The Fall of Babylon
“Though you rejoice, though you exult, O plunderers of my heritage, though you frolic like a heifer in the pasture, and neigh like stallions, your mother shall be utterly shamed, and she who bore you shall be disgraced” (vv. 11–12).- Jeremiah 50:1–20
Some opponents of Reformed theology accuse Reformed Christians of believing that God forces people to do things that they do not want to do. Nothing could be further from the truth, for the best Reformed writers on the subject, including such men as John Calvin and Jonathan Edwards, have always insisted that the Lord never forces us to act against what we most desire in any situation. While it is true that God will sovereignly intervene to change our desires—most notably in regeneration—He always allows us to choose according to our strongest desire at the moment.
Remembering this principal is helpful for understanding passages such as Jeremiah 50:1–20. These verses record Jeremiah’s prophecy that Babylon would be conquered by an enemy “from the north country” for plundering Judah, and in the aftermath, Israel and Judah would be restored to Canaan (vv. 9, 17–20). This seems strange at first because the prophet elsewhere refers to Babylon as the servant of God commissioned to execute divine vengeance on Jerusalem (25:8–9). Yet this is no contradiction given what we have said about the Lord working through the desires of men. Nebuchadnezzar and his empire wanted to conquer Jerusalem but not for the right reasons. They captured Jerusalem to advance Babylon’s glory and demonstrate its power over its client state (2 Kings 24:18–25:21; Hab. 1:15–17). Nebuchadnezzar and his armies had no desire to be the agents of God’s justice against Judah, but the Lord gave Babylon what it wanted anyway, namely, Jerusalem. Yet as Babylon’s intent was not holy, the empire was the servant of the Creator purely in a formal sense and not because it loved and wanted to show its loyalty to God. Even though God rightly used Babylon to punish Judah for its sin, He could also rightly pronounce judgment on His instrument of justice because Babylon’s heart was set on evil as it acted against Judah.
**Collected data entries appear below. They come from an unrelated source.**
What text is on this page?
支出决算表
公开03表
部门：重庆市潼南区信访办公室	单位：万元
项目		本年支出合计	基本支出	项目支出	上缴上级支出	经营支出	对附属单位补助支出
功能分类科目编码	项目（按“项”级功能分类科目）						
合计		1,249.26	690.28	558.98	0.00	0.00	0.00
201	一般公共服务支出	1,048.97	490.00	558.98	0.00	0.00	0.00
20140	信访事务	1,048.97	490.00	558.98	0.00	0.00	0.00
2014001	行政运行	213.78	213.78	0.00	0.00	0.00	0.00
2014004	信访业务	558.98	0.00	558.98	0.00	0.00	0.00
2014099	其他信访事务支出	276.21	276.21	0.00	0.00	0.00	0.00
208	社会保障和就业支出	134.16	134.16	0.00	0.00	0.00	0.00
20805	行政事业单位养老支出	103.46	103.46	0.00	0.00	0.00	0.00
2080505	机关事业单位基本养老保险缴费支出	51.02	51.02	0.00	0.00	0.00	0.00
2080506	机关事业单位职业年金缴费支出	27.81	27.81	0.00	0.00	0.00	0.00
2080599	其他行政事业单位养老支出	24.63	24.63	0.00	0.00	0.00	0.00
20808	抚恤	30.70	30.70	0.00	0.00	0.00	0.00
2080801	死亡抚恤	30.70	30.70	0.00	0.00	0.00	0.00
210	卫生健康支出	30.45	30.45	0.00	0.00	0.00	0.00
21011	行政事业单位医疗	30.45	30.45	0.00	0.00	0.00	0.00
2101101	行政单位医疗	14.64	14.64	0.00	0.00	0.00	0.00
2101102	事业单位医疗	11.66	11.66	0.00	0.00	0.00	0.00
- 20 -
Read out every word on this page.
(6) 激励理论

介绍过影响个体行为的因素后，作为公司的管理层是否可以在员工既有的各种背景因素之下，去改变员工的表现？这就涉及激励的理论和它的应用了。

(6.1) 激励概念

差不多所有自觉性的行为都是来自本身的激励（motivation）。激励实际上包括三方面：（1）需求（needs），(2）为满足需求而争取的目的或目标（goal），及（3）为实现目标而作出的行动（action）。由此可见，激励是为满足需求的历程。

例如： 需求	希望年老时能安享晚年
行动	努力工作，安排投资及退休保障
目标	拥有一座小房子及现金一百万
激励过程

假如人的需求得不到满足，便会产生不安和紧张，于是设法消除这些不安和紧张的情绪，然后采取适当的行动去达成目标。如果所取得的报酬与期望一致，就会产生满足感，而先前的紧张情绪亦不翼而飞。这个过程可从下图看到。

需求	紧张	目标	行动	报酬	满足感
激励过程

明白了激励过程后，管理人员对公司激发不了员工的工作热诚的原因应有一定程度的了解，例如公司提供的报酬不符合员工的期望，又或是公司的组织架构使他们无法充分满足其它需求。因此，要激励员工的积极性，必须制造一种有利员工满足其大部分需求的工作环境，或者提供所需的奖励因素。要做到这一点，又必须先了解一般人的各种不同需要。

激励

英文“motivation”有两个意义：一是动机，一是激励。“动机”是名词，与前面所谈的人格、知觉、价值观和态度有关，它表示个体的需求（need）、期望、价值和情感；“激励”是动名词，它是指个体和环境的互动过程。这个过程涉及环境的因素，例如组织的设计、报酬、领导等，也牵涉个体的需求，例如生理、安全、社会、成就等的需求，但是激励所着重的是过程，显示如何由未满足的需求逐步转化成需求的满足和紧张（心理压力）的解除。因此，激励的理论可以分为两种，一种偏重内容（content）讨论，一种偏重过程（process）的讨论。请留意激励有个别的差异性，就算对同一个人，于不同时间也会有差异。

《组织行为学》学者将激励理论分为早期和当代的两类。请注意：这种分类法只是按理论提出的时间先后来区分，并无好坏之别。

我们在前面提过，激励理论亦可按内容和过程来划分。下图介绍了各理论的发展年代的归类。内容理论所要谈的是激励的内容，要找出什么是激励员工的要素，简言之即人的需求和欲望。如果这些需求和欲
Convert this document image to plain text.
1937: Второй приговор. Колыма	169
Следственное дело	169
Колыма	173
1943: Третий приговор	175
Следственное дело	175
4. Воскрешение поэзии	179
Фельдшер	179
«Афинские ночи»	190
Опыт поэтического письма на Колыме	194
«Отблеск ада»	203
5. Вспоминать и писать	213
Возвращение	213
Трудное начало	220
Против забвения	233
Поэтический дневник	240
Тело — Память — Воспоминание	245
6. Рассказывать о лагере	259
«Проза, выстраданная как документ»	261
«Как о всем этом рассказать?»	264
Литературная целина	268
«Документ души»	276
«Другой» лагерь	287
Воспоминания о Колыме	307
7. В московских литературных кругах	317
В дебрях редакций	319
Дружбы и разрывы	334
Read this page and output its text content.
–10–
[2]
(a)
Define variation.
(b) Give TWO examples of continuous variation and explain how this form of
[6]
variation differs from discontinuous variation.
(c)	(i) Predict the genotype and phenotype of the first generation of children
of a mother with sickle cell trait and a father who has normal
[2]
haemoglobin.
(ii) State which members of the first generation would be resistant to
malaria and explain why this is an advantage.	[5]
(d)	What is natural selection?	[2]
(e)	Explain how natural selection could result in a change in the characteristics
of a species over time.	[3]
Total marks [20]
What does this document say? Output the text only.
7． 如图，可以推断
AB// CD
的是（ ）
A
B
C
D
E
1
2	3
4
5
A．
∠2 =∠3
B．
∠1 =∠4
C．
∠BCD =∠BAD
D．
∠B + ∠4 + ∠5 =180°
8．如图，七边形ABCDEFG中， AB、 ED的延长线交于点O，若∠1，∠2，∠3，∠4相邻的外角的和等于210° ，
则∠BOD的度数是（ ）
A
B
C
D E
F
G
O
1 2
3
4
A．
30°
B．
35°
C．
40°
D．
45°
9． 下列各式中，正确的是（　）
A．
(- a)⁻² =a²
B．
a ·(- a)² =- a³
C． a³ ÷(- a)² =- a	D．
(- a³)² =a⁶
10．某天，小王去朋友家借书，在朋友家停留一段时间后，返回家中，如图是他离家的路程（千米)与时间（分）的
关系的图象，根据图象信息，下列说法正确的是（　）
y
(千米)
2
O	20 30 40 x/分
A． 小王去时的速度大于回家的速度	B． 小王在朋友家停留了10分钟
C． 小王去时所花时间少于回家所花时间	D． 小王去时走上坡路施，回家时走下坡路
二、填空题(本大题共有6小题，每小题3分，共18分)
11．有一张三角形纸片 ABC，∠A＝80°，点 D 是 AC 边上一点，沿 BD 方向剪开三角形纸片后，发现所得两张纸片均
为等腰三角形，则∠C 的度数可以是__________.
The great nation from the north raised up against Babylon was the Persian Empire under the command of Cyrus, who defeated Babylon in 539 B.C. and sent the captive Jews home (2 Chron. 36:22–23). Although the home of this great power was actually east of Babylon, it used a northern approach when it came against the Babylonians. The Jews who read this prophecy found further hope that the prediction of the new covenant in Jeremiah 31 would come to pass (Jer. 50:4–5), and they were prepared in advance to flee Babylon and escape the carnage when they saw the Persians approaching. God thereby preserved His people.
Much of Jeremiah is concerned with God’s use of Babylon to judge His people. In that judgment, we can see evidence of an occasion when the wicked prospered. Yet we also see that the prosperity was not evidence that the Lord was pleased with Babylon. This is an important principle for us to remember when we see others succeeding even though they are wicked. Their success, however real it may appear, is only temporary—just as Babylon’s was.